Posted: August 1, 2003 at 1:00 am, Last Updated: November 30, -0001 at 12:00 am

Following are highlights of national news coverage George Mason received during the past week:

Saturday, July 26, The Daily Telegraph

City – Would You Like a Lawyer with That?

“Professor Michael Krauss, of George Mason University, jokes that suits against Big Cheese and Big Butter are presumably next in what he calls the ‘blame the inanimate object game’. He says there is ‘absolutely no proof that the food sold by the defendants in these suits is ‘defective and unreasonably dangerous’ – the legal standard for liability. Suing McDonald’s because you are fat makes as much sense as suing carmakers for stopping people from walking, or your own mother for letting you eat the stuff in the first place, says Professor Krauss.”
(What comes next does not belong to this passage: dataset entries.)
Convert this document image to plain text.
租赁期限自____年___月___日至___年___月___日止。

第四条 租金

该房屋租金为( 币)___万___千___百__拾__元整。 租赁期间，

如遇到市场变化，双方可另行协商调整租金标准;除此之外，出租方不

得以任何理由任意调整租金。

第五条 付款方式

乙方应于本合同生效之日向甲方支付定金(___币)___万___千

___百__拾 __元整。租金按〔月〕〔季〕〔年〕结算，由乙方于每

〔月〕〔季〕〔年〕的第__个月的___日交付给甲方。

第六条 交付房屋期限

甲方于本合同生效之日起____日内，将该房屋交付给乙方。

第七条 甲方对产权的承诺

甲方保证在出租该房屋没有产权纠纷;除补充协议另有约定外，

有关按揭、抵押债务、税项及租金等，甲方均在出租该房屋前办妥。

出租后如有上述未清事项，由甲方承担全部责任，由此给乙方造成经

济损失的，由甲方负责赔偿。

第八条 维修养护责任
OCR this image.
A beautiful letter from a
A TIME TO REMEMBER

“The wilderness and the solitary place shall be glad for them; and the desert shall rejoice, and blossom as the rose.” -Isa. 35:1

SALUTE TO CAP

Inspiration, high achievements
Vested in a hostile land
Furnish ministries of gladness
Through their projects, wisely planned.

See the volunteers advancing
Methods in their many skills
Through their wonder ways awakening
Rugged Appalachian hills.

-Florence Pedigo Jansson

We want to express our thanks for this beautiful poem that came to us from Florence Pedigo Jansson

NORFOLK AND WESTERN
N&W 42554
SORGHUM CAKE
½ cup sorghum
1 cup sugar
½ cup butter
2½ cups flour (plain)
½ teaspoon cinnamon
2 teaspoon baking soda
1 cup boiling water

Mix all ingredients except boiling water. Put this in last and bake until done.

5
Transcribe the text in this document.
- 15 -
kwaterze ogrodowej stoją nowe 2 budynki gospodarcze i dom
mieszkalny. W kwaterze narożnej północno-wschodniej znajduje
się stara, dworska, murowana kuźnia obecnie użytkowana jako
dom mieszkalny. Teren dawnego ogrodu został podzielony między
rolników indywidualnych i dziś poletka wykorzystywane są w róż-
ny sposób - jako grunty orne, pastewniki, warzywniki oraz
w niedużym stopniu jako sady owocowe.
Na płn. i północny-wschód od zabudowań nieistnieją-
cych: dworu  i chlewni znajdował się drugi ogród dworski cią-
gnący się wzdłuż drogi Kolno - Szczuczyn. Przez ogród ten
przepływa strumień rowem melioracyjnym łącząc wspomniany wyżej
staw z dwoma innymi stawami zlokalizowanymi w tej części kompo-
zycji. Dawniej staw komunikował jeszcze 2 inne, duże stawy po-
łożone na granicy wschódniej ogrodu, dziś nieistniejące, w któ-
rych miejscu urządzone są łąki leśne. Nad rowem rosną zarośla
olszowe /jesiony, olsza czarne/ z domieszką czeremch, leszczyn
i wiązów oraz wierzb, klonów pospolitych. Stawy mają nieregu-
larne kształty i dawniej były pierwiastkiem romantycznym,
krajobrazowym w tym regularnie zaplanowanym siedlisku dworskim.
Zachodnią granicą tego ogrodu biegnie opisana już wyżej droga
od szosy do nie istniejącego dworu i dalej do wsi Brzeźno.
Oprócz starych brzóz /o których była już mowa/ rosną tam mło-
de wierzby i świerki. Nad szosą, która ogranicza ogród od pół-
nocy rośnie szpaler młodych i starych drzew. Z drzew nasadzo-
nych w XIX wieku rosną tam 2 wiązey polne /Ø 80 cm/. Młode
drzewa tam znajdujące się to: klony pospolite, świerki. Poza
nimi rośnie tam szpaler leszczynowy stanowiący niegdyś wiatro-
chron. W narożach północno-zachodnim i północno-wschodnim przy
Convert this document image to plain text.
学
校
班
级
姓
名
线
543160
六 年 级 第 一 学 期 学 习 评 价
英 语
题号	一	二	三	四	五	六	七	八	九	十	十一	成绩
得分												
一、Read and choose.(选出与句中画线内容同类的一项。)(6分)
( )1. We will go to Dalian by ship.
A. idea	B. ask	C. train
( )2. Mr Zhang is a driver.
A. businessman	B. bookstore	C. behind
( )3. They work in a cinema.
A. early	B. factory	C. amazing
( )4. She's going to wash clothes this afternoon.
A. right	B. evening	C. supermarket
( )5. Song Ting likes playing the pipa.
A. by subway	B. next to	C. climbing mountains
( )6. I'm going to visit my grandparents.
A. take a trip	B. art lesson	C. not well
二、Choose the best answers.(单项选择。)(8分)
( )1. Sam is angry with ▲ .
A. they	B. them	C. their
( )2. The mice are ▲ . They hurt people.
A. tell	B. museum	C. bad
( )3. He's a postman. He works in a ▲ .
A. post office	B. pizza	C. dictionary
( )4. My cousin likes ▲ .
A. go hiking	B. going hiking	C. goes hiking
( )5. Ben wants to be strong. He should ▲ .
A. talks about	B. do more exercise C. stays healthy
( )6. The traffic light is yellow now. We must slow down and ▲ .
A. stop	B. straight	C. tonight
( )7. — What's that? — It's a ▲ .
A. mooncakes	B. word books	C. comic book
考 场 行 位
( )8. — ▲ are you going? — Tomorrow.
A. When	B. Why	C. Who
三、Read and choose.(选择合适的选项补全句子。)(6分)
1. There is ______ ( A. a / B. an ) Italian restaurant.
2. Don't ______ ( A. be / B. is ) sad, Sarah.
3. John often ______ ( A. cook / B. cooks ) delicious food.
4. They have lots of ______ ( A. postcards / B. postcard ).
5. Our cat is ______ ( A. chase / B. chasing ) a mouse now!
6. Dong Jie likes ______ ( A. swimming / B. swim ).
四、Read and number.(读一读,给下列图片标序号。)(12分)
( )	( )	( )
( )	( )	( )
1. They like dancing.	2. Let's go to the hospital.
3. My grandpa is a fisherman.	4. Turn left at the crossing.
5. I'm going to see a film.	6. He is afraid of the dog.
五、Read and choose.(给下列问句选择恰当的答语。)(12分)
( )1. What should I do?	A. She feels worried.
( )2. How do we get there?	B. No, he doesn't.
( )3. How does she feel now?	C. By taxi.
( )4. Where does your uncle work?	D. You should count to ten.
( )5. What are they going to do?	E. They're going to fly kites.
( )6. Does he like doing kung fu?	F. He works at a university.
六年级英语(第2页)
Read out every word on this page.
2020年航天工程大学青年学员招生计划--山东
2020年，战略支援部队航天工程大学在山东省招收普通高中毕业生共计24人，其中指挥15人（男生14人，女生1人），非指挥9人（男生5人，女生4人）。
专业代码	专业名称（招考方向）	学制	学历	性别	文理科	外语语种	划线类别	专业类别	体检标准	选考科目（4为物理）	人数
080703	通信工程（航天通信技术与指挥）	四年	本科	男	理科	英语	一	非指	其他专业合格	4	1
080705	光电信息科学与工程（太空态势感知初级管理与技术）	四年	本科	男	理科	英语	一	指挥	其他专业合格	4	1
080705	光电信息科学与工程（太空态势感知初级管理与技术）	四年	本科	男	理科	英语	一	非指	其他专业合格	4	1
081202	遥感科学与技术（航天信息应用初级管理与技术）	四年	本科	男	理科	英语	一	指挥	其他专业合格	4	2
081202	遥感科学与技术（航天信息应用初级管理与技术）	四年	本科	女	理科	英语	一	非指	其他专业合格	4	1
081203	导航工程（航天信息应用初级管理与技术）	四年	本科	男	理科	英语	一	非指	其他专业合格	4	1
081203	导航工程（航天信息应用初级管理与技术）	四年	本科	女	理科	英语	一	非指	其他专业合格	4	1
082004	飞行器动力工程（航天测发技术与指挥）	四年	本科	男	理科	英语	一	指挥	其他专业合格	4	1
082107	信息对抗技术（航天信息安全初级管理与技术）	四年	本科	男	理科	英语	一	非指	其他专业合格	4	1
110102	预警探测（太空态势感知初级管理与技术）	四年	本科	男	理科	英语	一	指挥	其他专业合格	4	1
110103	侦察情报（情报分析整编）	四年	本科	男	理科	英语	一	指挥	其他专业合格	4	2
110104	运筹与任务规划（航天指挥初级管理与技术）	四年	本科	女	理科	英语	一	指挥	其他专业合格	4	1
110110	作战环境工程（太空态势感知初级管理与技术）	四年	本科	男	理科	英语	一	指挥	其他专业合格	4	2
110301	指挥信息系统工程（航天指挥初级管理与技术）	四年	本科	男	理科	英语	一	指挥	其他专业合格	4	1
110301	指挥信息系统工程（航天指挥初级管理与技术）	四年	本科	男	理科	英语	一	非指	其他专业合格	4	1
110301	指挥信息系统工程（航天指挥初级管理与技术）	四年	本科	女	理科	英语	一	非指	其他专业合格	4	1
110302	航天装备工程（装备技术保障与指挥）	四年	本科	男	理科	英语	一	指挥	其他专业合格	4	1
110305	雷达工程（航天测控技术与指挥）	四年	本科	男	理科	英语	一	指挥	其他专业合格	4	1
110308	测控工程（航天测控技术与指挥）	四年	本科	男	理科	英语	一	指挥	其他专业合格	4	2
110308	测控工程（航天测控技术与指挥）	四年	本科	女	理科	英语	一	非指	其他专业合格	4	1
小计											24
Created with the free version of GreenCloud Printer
Monday, July 28, Boston Herald

Questioning the Convention Wisdom in Hub

“This morning, Tom Menino and Ted Kennedy will join national party leaders to ‘celebrate the one-year countdown’ to the Democratic National Convention coming to Boston. They will get giddy with talk about ‘diversity.’ They will be positively profuse in their predictions of ‘economic spinoffs.’ They will not talk about the mother of all traffic nightmare scenarios in a city of daily traffic nightmare scenarios. But the warning is clear: Get out. Save yourself. ‘Get out of town when the time comes. Go to Cape Cod,’ suggests Michael Bronzini, a researcher who studies ‘complex multi-modal transportation problems’ at Virginia’s George Mason University.”

Tuesday, July 29, The San Francisco Chronicle

Pentagon To Start Futures Market for Terror Attacks

Robin Hanson, an economics professor at George Mason University in Fairfax, Va., has spent over a decade researching decision markets. Two years ago, he joined up with Net Exchange, a San Diego firm, and the Economist Intelligence Unit, an arm of the London magazine The Economist, to come up with the Policy Analysis Market, in response to a government request. ‘The basic idea of intelligence is to find out about bad things that might happen. You pay people to find out about those things,’ he said in a phone interview. ‘These markets are doing the same thing, offering to pay people for information about bad things.’ As compared to government studies, the online trading can provide real-time information, he said. Hanson said the betting process helps attract more-knowledgeable players.”